Plants 1–3 cm, in loose tufts, clear green distally. Stems sometimes branched. Leaves crowded at stem and branch apices, turgid when dry, lingulate to obovate, 3 × 0.7–1 mm; margins recurved and entire proximally, strongly serrate distally; apex blunt or apiculate; costa ending 4 or 5 cells before apex. Specialized asexual reproduction absent. Sexual condition synoicous or autoicous. Seta yellow, becoming red with age, 1.5–3 cm, slightly twisted, slender. Capsule elongate-ovoid before maturity, cylindric with age, urn 1–1.5 mm when dry, 2–3.5 mm when moist; hypophysis same color as urn or somewhat more pale, 3 mm; columella short to long-exserted when dry; operculum deciduous, long-conic, apex acuminate; peristome inserted below mouth; exostome teeth 16, split into 32 linear-lanceolate filaments, reflexed inrolled when dry, red, narrowly lanceolate. Spores 14–16 µm, slightly roughened.
Phenology: Capsules mature summer.
Habitat: Humus covered rock, decaying logs, soil
Elevation: low to moderate elevations
B.C., Nfld. and Labr. (Nfld.), Nunavut, Que., Alaska, c, n Europe, e Asia (Japan)

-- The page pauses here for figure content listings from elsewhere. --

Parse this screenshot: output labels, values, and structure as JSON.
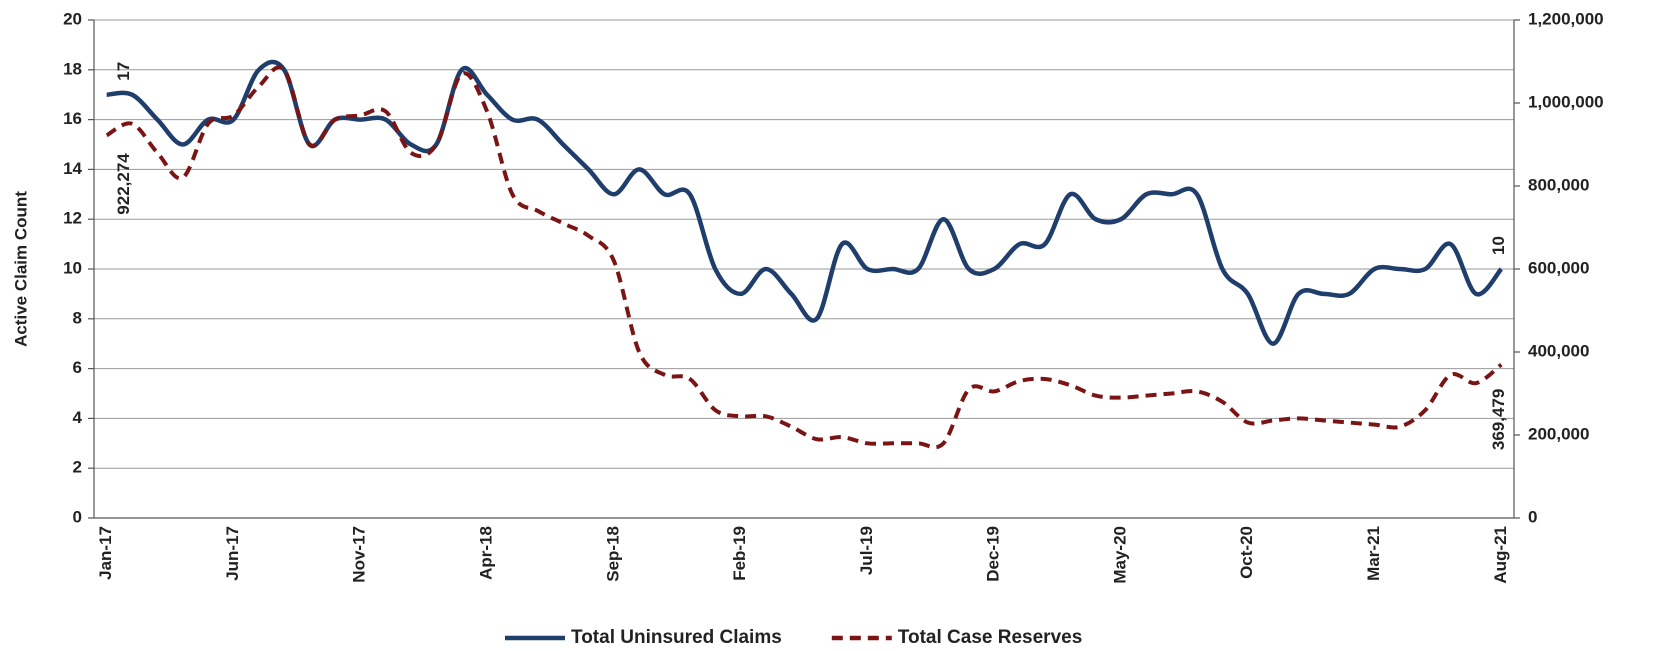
{
  "chart_data": {
    "type": "line",
    "y_label": "Active Claim Count",
    "categories": [
      "Jan-17",
      null,
      null,
      null,
      null,
      "Jun-17",
      null,
      null,
      null,
      null,
      "Nov-17",
      null,
      null,
      null,
      null,
      "Apr-18",
      null,
      null,
      null,
      null,
      "Sep-18",
      null,
      null,
      null,
      null,
      "Feb-19",
      null,
      null,
      null,
      null,
      "Jul-19",
      null,
      null,
      null,
      null,
      "Dec-19",
      null,
      null,
      null,
      null,
      "May-20",
      null,
      null,
      null,
      null,
      "Oct-20",
      null,
      null,
      null,
      null,
      "Mar-21",
      null,
      null,
      null,
      null,
      "Aug-21"
    ],
    "series": [
      {
        "name": "Total Uninsured Claims",
        "color": "#203e6b",
        "dash": false,
        "values": [
          17,
          17,
          16,
          15,
          16,
          16,
          18,
          18,
          15,
          16,
          16,
          16,
          15,
          15,
          18,
          17,
          16,
          16,
          15,
          14,
          13,
          14,
          13,
          13,
          10,
          9,
          10,
          9,
          8,
          11,
          10,
          10,
          10,
          12,
          10,
          10,
          11,
          11,
          13,
          12,
          12,
          13,
          13,
          13,
          10,
          9,
          7,
          9,
          9,
          9,
          10,
          10,
          10,
          11,
          9,
          10
        ],
        "value_labels": [
          "17",
          null,
          null,
          null,
          null,
          null,
          null,
          null,
          null,
          null,
          null,
          null,
          null,
          null,
          null,
          null,
          null,
          null,
          null,
          null,
          null,
          null,
          null,
          null,
          null,
          null,
          null,
          null,
          null,
          null,
          null,
          null,
          null,
          null,
          null,
          null,
          null,
          null,
          null,
          null,
          null,
          null,
          null,
          null,
          null,
          null,
          null,
          null,
          null,
          null,
          null,
          null,
          null,
          null,
          null,
          "10"
        ]
      },
      {
        "name": "Total Case Reserves",
        "color": "#7b1414",
        "dash": true,
        "axis": "y2",
        "values": [
          922274,
          950000,
          880000,
          820000,
          950000,
          970000,
          1040000,
          1080000,
          900000,
          960000,
          970000,
          980000,
          880000,
          900000,
          1070000,
          980000,
          780000,
          740000,
          710000,
          680000,
          620000,
          400000,
          345000,
          335000,
          260000,
          245000,
          245000,
          220000,
          190000,
          195000,
          180000,
          180000,
          180000,
          180000,
          310000,
          305000,
          330000,
          335000,
          320000,
          295000,
          290000,
          295000,
          300000,
          305000,
          280000,
          230000,
          235000,
          240000,
          235000,
          230000,
          225000,
          220000,
          260000,
          345000,
          325000,
          369479
        ],
        "value_labels": [
          "922,274",
          null,
          null,
          null,
          null,
          null,
          null,
          null,
          null,
          null,
          null,
          null,
          null,
          null,
          null,
          null,
          null,
          null,
          null,
          null,
          null,
          null,
          null,
          null,
          null,
          null,
          null,
          null,
          null,
          null,
          null,
          null,
          null,
          null,
          null,
          null,
          null,
          null,
          null,
          null,
          null,
          null,
          null,
          null,
          null,
          null,
          null,
          null,
          null,
          null,
          null,
          null,
          null,
          null,
          null,
          "369,479"
        ]
      }
    ],
    "ylim": [
      0,
      20
    ],
    "yticks": [
      0,
      2,
      4,
      6,
      8,
      10,
      12,
      14,
      16,
      18,
      20
    ],
    "y2lim": [
      0,
      1200000
    ],
    "y2ticks": [
      0,
      {
        "value": 200000,
        "label": "200,000"
      },
      {
        "value": 400000,
        "label": "400,000"
      },
      {
        "value": 600000,
        "label": "600,000"
      },
      {
        "value": 800000,
        "label": "800,000"
      },
      {
        "value": 1000000,
        "label": "1,000,000"
      },
      {
        "value": 1200000,
        "label": "1,200,000"
      }
    ],
    "grid": true,
    "legend": "bottom"
  }
}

Tayloria splachnoides is uncommon; it closely resembles T. acuminata but differs by its blunt or apiculate leaves, long-conic and acuminate operculum, and columella 1–1.3 mm high that is exserted when dry. The leaves are clustered at stem and branch apices. Both T. acuminata and T. splachnoides have long, 2-fid, red or red-brown peristome teeth that are reflexed and tightly rolled inside the urn when dry.